Five of us clompin’ and thrashin’ our way through branch and brush. Atop a rise Yiftakh spies a curl of smoke in the hollow where the serfs have huddled their huts.
“Smoke! No reason for fire today, and the bake-house is back at Bogdan’s place. That’s probably our target. Follow me.”
Down in the glen there was nary a guard posted at the house. Sure of surprise Yiftakh spreads us out as we crawl thru bramble and bush. Ready, poised, hardly more than a few steps away from the hut, when sudden, out of the door, here comes Batkol, a babe in her arms. Like a bolt of lightning shot from a cloud – and who can predict its where and its when – out shoots Yiftakh from a thorny bush and strikes her down; then shouts ‘Attack!’ The rest of the men charge from the brush and burst on the hut, like to trample it down. And me, I hardly remembers a thing, just screamin’,
“No! Batkol! No!”
And it seems I rushed in with ill intent to kill Yiftakh for what he done.
Some time later, there I were, leanin’ against a parched trunk, some twisted, ghastly, leafless tree with its crooked branches clawing at the sky, silent as a corpse in a wordless howl.
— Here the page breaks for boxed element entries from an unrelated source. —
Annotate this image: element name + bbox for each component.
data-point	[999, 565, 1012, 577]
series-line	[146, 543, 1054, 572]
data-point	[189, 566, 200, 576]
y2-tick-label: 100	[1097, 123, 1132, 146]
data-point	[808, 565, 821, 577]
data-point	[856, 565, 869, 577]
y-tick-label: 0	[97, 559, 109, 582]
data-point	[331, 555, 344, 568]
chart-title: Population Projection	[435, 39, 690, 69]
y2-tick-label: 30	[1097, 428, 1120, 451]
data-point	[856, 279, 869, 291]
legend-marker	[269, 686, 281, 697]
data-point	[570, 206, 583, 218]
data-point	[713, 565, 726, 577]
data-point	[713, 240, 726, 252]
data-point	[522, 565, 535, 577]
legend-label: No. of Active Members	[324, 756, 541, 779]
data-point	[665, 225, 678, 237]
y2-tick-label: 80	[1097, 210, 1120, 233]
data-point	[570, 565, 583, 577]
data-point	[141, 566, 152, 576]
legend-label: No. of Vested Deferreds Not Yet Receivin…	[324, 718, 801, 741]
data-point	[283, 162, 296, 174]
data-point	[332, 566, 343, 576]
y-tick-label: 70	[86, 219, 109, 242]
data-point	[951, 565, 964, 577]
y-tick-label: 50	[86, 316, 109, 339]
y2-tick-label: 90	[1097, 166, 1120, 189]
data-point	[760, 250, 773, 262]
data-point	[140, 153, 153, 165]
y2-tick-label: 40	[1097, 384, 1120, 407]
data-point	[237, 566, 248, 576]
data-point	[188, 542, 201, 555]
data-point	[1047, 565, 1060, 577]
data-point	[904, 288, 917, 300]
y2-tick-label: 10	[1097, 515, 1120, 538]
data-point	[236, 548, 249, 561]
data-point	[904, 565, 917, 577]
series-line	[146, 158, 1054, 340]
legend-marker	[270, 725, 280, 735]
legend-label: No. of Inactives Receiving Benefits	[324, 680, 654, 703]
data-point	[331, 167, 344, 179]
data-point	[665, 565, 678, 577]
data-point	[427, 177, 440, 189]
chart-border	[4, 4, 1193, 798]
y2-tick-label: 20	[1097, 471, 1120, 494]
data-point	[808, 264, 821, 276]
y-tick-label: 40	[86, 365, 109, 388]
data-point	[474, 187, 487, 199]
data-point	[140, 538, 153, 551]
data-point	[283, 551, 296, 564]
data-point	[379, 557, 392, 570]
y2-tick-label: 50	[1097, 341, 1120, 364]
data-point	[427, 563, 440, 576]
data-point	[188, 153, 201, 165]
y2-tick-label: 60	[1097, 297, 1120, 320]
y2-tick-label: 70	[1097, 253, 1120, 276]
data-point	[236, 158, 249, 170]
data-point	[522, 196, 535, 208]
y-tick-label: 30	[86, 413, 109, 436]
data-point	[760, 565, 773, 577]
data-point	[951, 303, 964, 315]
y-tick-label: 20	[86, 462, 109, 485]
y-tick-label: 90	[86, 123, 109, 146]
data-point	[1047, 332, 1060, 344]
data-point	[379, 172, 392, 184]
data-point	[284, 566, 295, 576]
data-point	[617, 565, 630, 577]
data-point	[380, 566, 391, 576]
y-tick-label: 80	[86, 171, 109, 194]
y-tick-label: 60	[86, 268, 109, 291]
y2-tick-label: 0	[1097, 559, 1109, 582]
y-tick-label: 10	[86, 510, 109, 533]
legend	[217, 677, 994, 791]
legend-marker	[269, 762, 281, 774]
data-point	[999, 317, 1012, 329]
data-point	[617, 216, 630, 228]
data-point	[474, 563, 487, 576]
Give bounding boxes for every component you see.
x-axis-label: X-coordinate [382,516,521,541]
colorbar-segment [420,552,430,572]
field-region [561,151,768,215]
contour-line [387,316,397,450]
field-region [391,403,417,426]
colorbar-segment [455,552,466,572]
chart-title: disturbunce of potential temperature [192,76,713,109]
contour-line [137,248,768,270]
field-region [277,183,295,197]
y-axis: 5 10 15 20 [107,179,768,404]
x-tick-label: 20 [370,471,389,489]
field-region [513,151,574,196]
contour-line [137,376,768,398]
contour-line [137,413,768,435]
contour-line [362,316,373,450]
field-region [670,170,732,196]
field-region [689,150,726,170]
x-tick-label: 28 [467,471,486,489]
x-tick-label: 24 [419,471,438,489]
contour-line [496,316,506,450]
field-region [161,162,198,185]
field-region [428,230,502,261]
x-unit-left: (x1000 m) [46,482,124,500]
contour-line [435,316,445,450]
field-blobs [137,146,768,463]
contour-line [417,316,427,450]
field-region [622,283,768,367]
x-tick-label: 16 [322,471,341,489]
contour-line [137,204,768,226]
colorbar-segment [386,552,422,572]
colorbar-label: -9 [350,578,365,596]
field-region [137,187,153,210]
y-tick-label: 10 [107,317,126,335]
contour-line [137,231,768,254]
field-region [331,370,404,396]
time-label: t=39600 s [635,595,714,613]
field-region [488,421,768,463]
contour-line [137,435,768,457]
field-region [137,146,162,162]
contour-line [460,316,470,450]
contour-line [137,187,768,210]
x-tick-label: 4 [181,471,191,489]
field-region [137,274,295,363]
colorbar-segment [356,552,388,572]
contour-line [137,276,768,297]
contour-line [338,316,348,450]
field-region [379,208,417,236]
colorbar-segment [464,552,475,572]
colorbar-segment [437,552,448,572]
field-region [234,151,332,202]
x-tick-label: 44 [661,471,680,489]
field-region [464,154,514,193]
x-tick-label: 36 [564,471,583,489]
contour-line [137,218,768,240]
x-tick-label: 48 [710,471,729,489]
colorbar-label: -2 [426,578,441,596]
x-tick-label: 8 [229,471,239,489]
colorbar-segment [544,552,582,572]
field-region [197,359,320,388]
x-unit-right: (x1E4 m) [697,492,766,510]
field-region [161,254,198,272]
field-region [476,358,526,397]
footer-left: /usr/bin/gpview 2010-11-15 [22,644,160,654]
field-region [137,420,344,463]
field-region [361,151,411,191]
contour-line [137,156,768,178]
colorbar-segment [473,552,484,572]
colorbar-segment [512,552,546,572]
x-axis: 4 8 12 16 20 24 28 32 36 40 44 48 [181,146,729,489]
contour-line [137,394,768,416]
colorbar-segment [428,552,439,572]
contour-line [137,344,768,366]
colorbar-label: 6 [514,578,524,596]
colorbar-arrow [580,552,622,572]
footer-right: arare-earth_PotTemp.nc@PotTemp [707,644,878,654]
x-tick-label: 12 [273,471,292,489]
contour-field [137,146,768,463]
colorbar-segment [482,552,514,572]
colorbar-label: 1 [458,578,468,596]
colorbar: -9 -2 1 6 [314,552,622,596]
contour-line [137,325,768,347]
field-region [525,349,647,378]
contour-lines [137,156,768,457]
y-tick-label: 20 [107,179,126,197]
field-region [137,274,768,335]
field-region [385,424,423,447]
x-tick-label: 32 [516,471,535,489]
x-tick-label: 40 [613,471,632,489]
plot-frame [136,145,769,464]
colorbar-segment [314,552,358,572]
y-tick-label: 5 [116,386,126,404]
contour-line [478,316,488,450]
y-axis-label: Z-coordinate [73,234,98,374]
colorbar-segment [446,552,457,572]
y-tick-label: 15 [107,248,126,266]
In the moment I couldn’t remember where I were. Then up struts Yiftakh, and scowlin’ says,
“You dumbshit donkey. Should have cut your neck.”
Midst howlings and weepings, off he gone, mutterin’ to himself, ‘damn the whole world,’ and begun to lope up the road back to Lutsk.
I get up, all shaky, and walk to the hut. Batkol’s still lyin’ face down in the muck, and another woman’s in a bloody pool on the floor of the hut. And like a pile of rags, crumpled on the ground, a hefty man – women kneelin’ on either side – gaspin’ wheezin’ gurglin’ blood. Looks like Bogdan. Just about then pain starts shootin’ across my skull and down my arm and into my back.